The story holds promise until Grisham too quickly abandons the intrigue of the plot for a political subtext of the plight of the homeless. Rather than crafting a story arc that presents the issues en passant, "Lawyer" insists that you take the moral side of its first-person narrator. The book's most interesting character is homeless advocate Mordecai Green, but who too often is given dialog that sounds as though its been clipped from a census bureau report rather than a real person.

Eventually, Grisham all but abandons the notion of a legal thriller with its manufactured tension and too-coincidental sympathies of its main character, and reduces the conflict to a barely credible courtroom negotiation. One even gets the sense that Grisham himself found himself uncomfortable with the plot and its characters; wasting some, using others only in cariacature, eventually becoming all too willing to just get the story out of the way of the real issue Grisham wants to present. That's fine, but don't pedal it as a legal thriller. It clearly isn't.

Rating: 2 stars
Summary: First Grisham read -- might be my last
Review: After seeing all of Grisham's movies and enjoying their fast-paced, psychological and suspense elements, I decided to give reading one of his books a shot. I chose THE STREET LAWYER because of it NOT being a movie (yet), and I was severly disappointed. Maybe those screenwriters in Hollywood will be able to liven it up, but as far as a reading experience goes, it was...well...boring.

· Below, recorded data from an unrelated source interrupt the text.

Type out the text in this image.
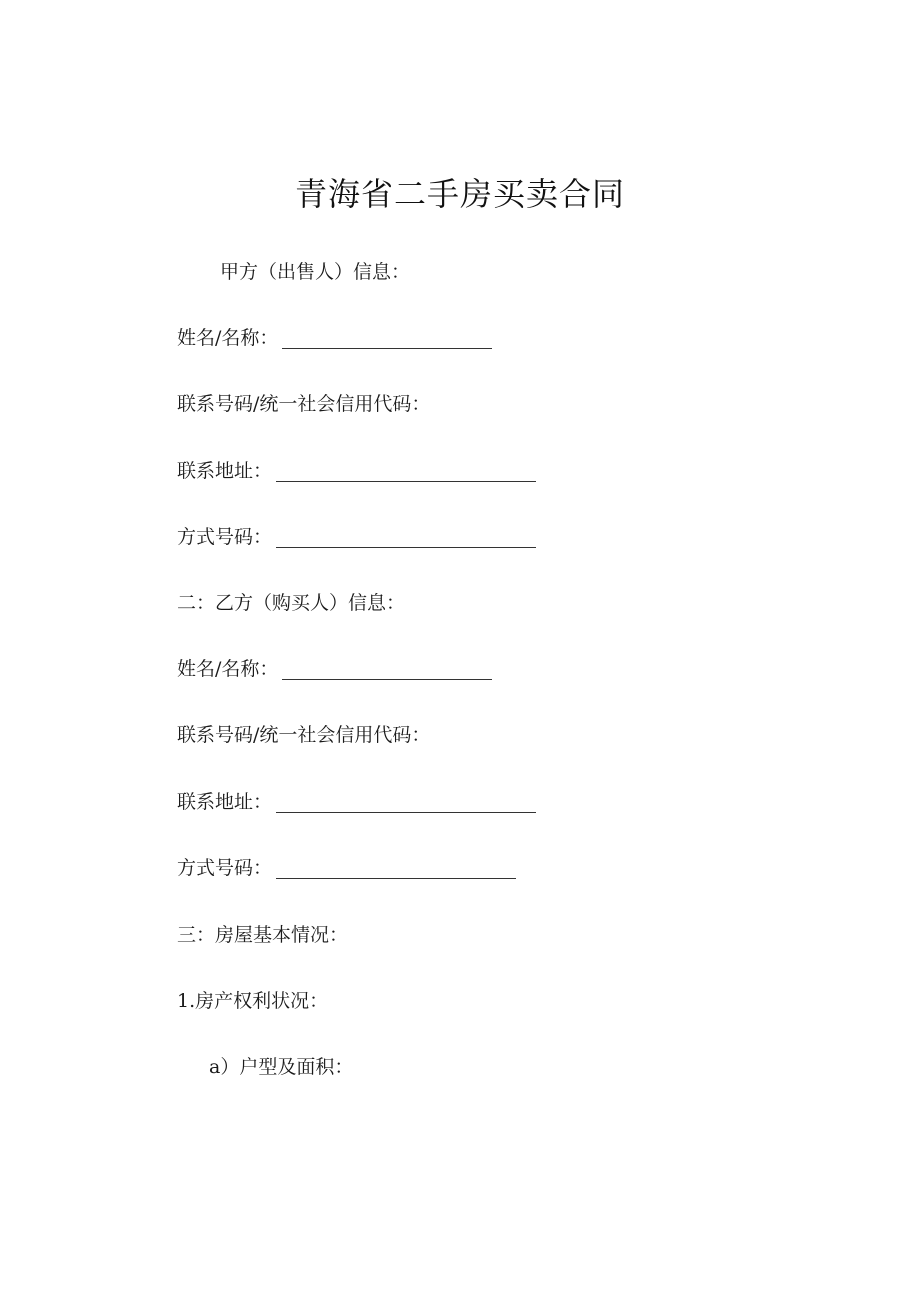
青海省二手房买卖合同
甲方（出售人）信息：
姓名/名称：
联系号码/统一社会信用代码：
联系地址：
方式号码：
二：乙方（购买人）信息：
姓名/名称：
联系号码/统一社会信用代码：
联系地址：
方式号码：
三：房屋基本情况：
1.房产权利状况：
a）户型及面积：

There was very little intrigue. The opening scene was about as suspenseful as it got, and that's not saying much in this era of violent news casts every day. And having seen his films, this book felt like a mish-mash of "The Firm" and "The Pelican Brief." I didn't care for the characters, even though Brock was doing a noble thing. I asked myself several times, "Why this sudden transformation of character?" It didn't work for me. The book felt more like a memoir from a real lawyer who gave up big business to become a street lawyer...meaning, not enough moments of fictituous excitement.

Maybe in time I'll give Grisham a second chance. If he's been this successful, there must be a reason. But it probably won't be for a while until I can get the bad taste of THE STREET LAWYER out of my mouth.